The Centre has only itself to blame for the Supreme Court decision to set up a three-member committee headed by retired judge Justice R V Ravindran to study and report to the court the issue related to the use of the Israeli spyware Pegasus. The government had ample time to take the court into confidence on the circumstances in which the spyware was obtained and used against political leaders, officials, judges and journalists. Reports suggested that a considerable sum of money was spent on obtaining the spyware and targeting the persons concerned. Instead of revealing the truth, the government has been raising the bogey of national security.
As the apex court itself found, the affidavit the government filed hid more than it revealed. Information could not be denied on the grounds of national security. The money for buying and using the spyware was obtained from the national exchequer and the people had a right to know whether it was used for the right purposes.
Of course, nobody — not even the Supreme Court — would like to know the modus operandi used by the security agencies to fight terrorists. The government is within its rights to argue that national security prevented it from disclosing all the details. But why on earth should it use the spyware against law-abiding citizens?
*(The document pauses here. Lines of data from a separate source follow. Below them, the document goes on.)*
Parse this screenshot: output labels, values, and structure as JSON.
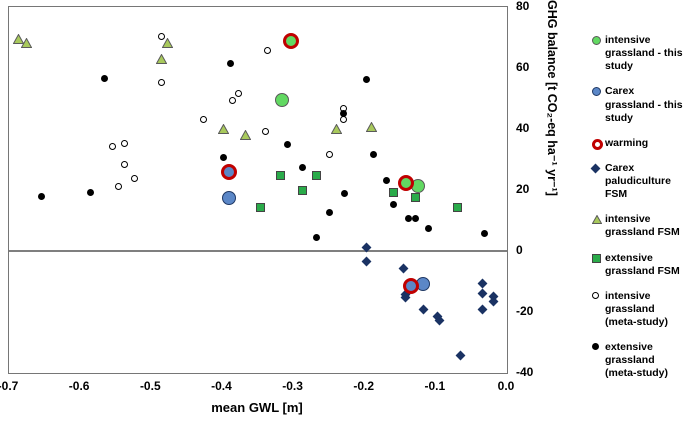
{
  "chart_data": {
    "type": "scatter",
    "title": "",
    "xlabel": "mean GWL [m]",
    "ylabel": "GHG balance [t CO2-eq ha-1 yr-1]",
    "ylabel_display": "GHG balance [t CO₂-eq ha⁻¹ yr⁻¹]",
    "xlim": [
      -0.7,
      0.0
    ],
    "ylim": [
      -40,
      80
    ],
    "grid": false,
    "legend_position": "right-outside",
    "x_ticks": [
      {
        "v": -0.7,
        "label": "-0.7"
      },
      {
        "v": -0.6,
        "label": "-0.6"
      },
      {
        "v": -0.5,
        "label": "-0.5"
      },
      {
        "v": -0.4,
        "label": "-0.4"
      },
      {
        "v": -0.3,
        "label": "-0.3"
      },
      {
        "v": -0.2,
        "label": "-0.2"
      },
      {
        "v": -0.1,
        "label": "-0.1"
      },
      {
        "v": 0.0,
        "label": "0.0"
      }
    ],
    "y_ticks": [
      {
        "v": 80,
        "label": "80"
      },
      {
        "v": 60,
        "label": "60"
      },
      {
        "v": 40,
        "label": "40"
      },
      {
        "v": 20,
        "label": "20"
      },
      {
        "v": 0,
        "label": "0"
      },
      {
        "v": -20,
        "label": "-20"
      },
      {
        "v": -40,
        "label": "-40"
      }
    ],
    "series": [
      {
        "name": "intensive grassland (meta-study)",
        "marker": "open-circle",
        "size": 7,
        "fill": "#ffffff",
        "stroke": "#000000",
        "ring": false,
        "points": [
          [
            -0.486,
            70.2
          ],
          [
            -0.486,
            55.1
          ],
          [
            -0.337,
            65.6
          ],
          [
            -0.378,
            51.5
          ],
          [
            -0.386,
            49.5
          ],
          [
            -0.427,
            43.0
          ],
          [
            -0.555,
            34.4
          ],
          [
            -0.537,
            35.4
          ],
          [
            -0.537,
            28.5
          ],
          [
            -0.524,
            23.9
          ],
          [
            -0.546,
            21.0
          ],
          [
            -0.339,
            39.3
          ],
          [
            -0.25,
            31.5
          ],
          [
            -0.23,
            46.6
          ],
          [
            -0.23,
            43.0
          ]
        ]
      },
      {
        "name": "extensive grassland (meta-study)",
        "marker": "dot",
        "size": 7,
        "fill": "#000000",
        "stroke": "#000000",
        "ring": false,
        "points": [
          [
            -0.566,
            56.7
          ],
          [
            -0.388,
            61.6
          ],
          [
            -0.198,
            56.1
          ],
          [
            -0.23,
            45.2
          ],
          [
            -0.655,
            18.0
          ],
          [
            -0.586,
            19.3
          ],
          [
            -0.398,
            30.5
          ],
          [
            -0.308,
            34.8
          ],
          [
            -0.288,
            27.5
          ],
          [
            -0.188,
            31.8
          ],
          [
            -0.169,
            23.0
          ],
          [
            -0.229,
            19.0
          ],
          [
            -0.159,
            15.4
          ],
          [
            -0.249,
            12.5
          ],
          [
            -0.268,
            4.3
          ],
          [
            -0.139,
            10.5
          ],
          [
            -0.129,
            10.8
          ],
          [
            -0.11,
            7.5
          ],
          [
            -0.032,
            5.6
          ]
        ]
      },
      {
        "name": "intensive grassland FSM",
        "marker": "triangle",
        "size": 10,
        "fill": "#a8c95c",
        "stroke": "#5a5a5a",
        "ring": false,
        "points": [
          [
            -0.686,
            69.5
          ],
          [
            -0.675,
            68.2
          ],
          [
            -0.477,
            68.2
          ],
          [
            -0.486,
            63.0
          ],
          [
            -0.398,
            40.0
          ],
          [
            -0.368,
            38.0
          ],
          [
            -0.239,
            40.0
          ],
          [
            -0.19,
            40.7
          ]
        ]
      },
      {
        "name": "extensive grassland FSM",
        "marker": "square",
        "size": 9,
        "fill": "#2aab4a",
        "stroke": "#444444",
        "ring": false,
        "points": [
          [
            -0.347,
            14.1
          ],
          [
            -0.318,
            24.9
          ],
          [
            -0.268,
            24.9
          ],
          [
            -0.287,
            19.7
          ],
          [
            -0.159,
            19.3
          ],
          [
            -0.129,
            17.4
          ],
          [
            -0.07,
            14.4
          ]
        ]
      },
      {
        "name": "Carex paludiculture FSM",
        "marker": "diamond",
        "size": 7,
        "fill": "#1a3263",
        "stroke": "#1a3263",
        "ring": false,
        "points": [
          [
            -0.198,
            1.0
          ],
          [
            -0.198,
            -3.6
          ],
          [
            -0.145,
            -5.9
          ],
          [
            -0.119,
            -10.2
          ],
          [
            -0.143,
            -14.1
          ],
          [
            -0.143,
            -15.4
          ],
          [
            -0.117,
            -19.3
          ],
          [
            -0.097,
            -21.6
          ],
          [
            -0.095,
            -22.9
          ],
          [
            -0.034,
            -10.8
          ],
          [
            -0.034,
            -13.8
          ],
          [
            -0.019,
            -14.8
          ],
          [
            -0.019,
            -16.7
          ],
          [
            -0.034,
            -19.3
          ],
          [
            -0.066,
            -34.1
          ]
        ]
      },
      {
        "name": "Carex grassland - this study",
        "marker": "circle",
        "size": 14,
        "fill": "#5b87c7",
        "stroke": "#1f3864",
        "ring": false,
        "points": [
          [
            -0.391,
            17.4
          ],
          [
            -0.118,
            -10.8
          ]
        ]
      },
      {
        "name": "Carex grassland - this study (warming)",
        "marker": "circle",
        "size": 16,
        "fill": "#5b87c7",
        "stroke": "#c00000",
        "ring": true,
        "points": [
          [
            -0.387,
            24.9
          ],
          [
            -0.131,
            -12.5
          ]
        ]
      },
      {
        "name": "intensive grassland - this study",
        "marker": "circle",
        "size": 14,
        "fill": "#62d962",
        "stroke": "#595959",
        "ring": false,
        "points": [
          [
            -0.316,
            49.5
          ],
          [
            -0.125,
            21.3
          ]
        ]
      },
      {
        "name": "intensive grassland - this study (warming)",
        "marker": "circle",
        "size": 16,
        "fill": "#62d962",
        "stroke": "#c00000",
        "ring": true,
        "points": [
          [
            -0.299,
            67.9
          ],
          [
            -0.138,
            21.3
          ]
        ]
      }
    ]
  },
  "legend": {
    "items": [
      {
        "label": "intensive grassland - this study",
        "marker": "circle",
        "size": 9,
        "fill": "#62d962",
        "stroke": "#595959",
        "ring": false
      },
      {
        "label": "Carex grassland - this study",
        "marker": "circle",
        "size": 9,
        "fill": "#5b87c7",
        "stroke": "#1f3864",
        "ring": false
      },
      {
        "label": "warming",
        "marker": "circle",
        "size": 11,
        "fill": "#ffffff",
        "stroke": "#c00000",
        "ring": true
      },
      {
        "label": "Carex paludiculture FSM",
        "marker": "diamond",
        "size": 7,
        "fill": "#1a3263",
        "stroke": "#1a3263",
        "ring": false
      },
      {
        "label": "intensive grassland FSM",
        "marker": "triangle",
        "size": 9,
        "fill": "#a8c95c",
        "stroke": "#5a5a5a",
        "ring": false
      },
      {
        "label": "extensive grassland FSM",
        "marker": "square",
        "size": 9,
        "fill": "#2aab4a",
        "stroke": "#444444",
        "ring": false
      },
      {
        "label": "intensive grassland (meta-study)",
        "marker": "open-circle",
        "size": 7,
        "fill": "#ffffff",
        "stroke": "#000000",
        "ring": false
      },
      {
        "label": "extensive grassland (meta-study)",
        "marker": "dot",
        "size": 7,
        "fill": "#000000",
        "stroke": "#000000",
        "ring": false
      }
    ]
  }
}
When the present government came to power, it promised transparency. There can be no denying that it is the surest and finest way to fight corruption. In the case of Pegasus, the software was developed by another country and the people have genuine fears that the data it collected might be stored or used by foreign agencies.
When the first Pinarayi Vijayan government entered into an agreement with the American data firm Sprinklr, owned by a person of Indian origin, the BJP was at the forefront of opposing it for fear that data about public health would be misused by the firm. Political parties like the BJP relented only when the agreement was finally cancelled.
The right to privacy is non-negotiable in any civilised society. The fundamental rights the Constitution guarantees make it even inviolable. It is this right that has been trampled upon in the case of the victims of Pegasus. And yet the government has been evading criticism leaving people to conclude that it had more to hide than to reveal. One hopes that the court-appointed committee would unravel the mysteries of Pegasus and issue the right direction to the government.